A key part of the theory is what Ranson terms ``incentive economics.'' It holds that economic behavior is governed by the anticipated returns to effort and sacrifice. If ``work'' offers a favorable financial return, an individual will give up some leisure to work. The balance between work and leisure will be affected by changes or anticipated changes in taxes, inflation, etc.
An increase in interest rate futures may imply bad news in the future: for instance, higher inflation. So activity will step up now and drop off in the future.
Because financial markets are ``efficient'' -- that is, they reflect known information fully and without bias -- these markets in Treasury-bill futures reflect the collective wisdom of those active in them.
``It is safer to be an empiricist than a Keynesian, a monetarist, or anything else,'' said Mr.

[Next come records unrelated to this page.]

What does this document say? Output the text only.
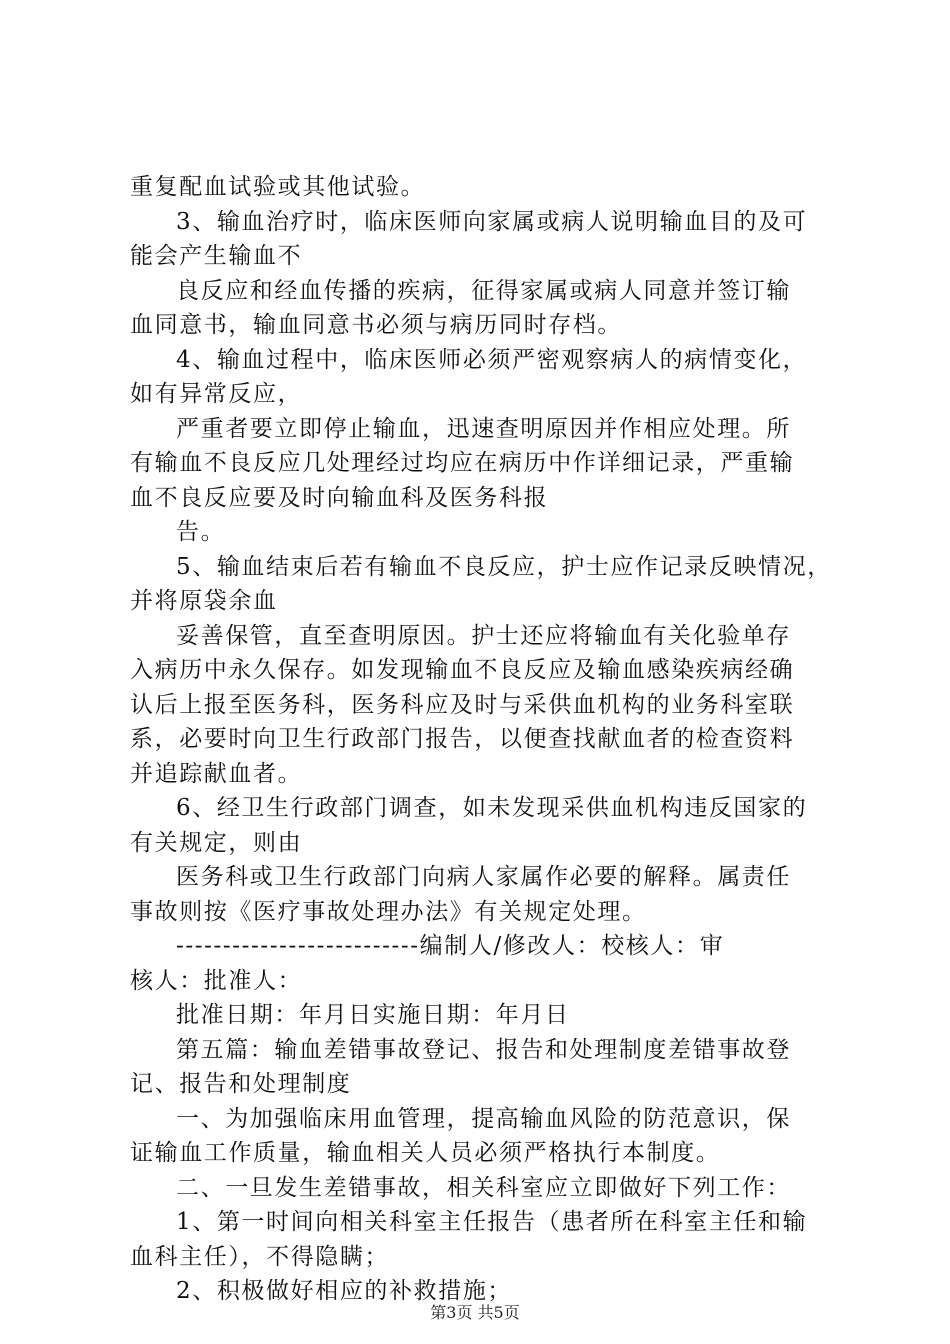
重复配血试验或其他试验。
3、输血治疗时，临床医师向家属或病人说明输血目的及可
能会产生输血不
良反应和经血传播的疾病，征得家属或病人同意并签订输
血同意书，输血同意书必须与病历同时存档。
4、输血过程中，临床医师必须严密观察病人的病情变化，
如有异常反应，
严重者要立即停止输血，迅速查明原因并作相应处理。所
有输血不良反应几处理经过均应在病历中作详细记录，严重输
血不良反应要及时向输血科及医务科报
告。
5、输血结束后若有输血不良反应，护士应作记录反映情况，
并将原袋余血
妥善保管，直至查明原因。护士还应将输血有关化验单存
入病历中永久保存。如发现输血不良反应及输血感染疾病经确
认后上报至医务科，医务科应及时与采供血机构的业务科室联
系，必要时向卫生行政部门报告，以便查找献血者的检查资料
并追踪献血者。
6、经卫生行政部门调查，如未发现采供血机构违反国家的
有关规定，则由
医务科或卫生行政部门向病人家属作必要的解释。属责任
事故则按《医疗事故处理办法》有关规定处理。
--------------------------编制人/修改人：校核人：审
核人：批准人：
批准日期：年月日实施日期：年月日
第五篇：输血差错事故登记、报告和处理制度差错事故登
记、报告和处理制度
一、为加强临床用血管理，提高输血风险的防范意识，保
证输血工作质量，输血相关人员必须严格执行本制度。
二、一旦发生差错事故，相关科室应立即做好下列工作：
1、第一时间向相关科室主任报告（患者所在科室主任和输
血科主任），不得隐瞒；
2、积极做好相应的补救措施；
第3页 共5页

Ranson, speaking of prominent schools of economic thought. ``The economic evidence of these theories is always ambiguous. But there is sufficient evidence to confirm any theory if the adherent is sufficiently flexible.''
Monetarists, for example, hold that after a lag, the economy will follow shifts in the growth rate of money. Ranson concedes money is important to the economy. ``The trouble is that money is inscrutable.''
He maintains that money is hard to measure, because many financial instruments, in addition to checking accounts and currency (the usual definition of money), can be used as money when demand is sufficient. People can use Eurodollar deposits or trade credits, or else issue their own debts, such as junk bonds, and all these forms of credit can have an effect on economic activity.
Ranson's own model uses interest rates rather than money. Individuals cannot control interest rates as they can generate credit, he says. So he regards interest rates as a more suitable base for forecasting.
Wainwright does not attempt to make quarterly forecasts, as many economists do. But its annual forecast is updated each month and published each quarter. If interest rates change, the forecast will change. No personal judgment is added to the forecast of the model.
Ranson says institutional customers realize that people's expectations about the economy change and that this influences the economy. In mid-1984, for instance, the model forecast 4 percent growth in 1985. By the end of the year it was forecasting 2.5 percent, close to the actual 2.2 percent for that year.
As for this year, the Wainwright model predicts strong sales in housing, motor vehicles, and other consumer durables, nondurables, and services. But it holds that industrial and commercial construction will decline.
As for stocks, Ranson sees only a 50 percent probability they'll outperform Treasury bills the next 12 months. Last June his model had that as 85 percent likely.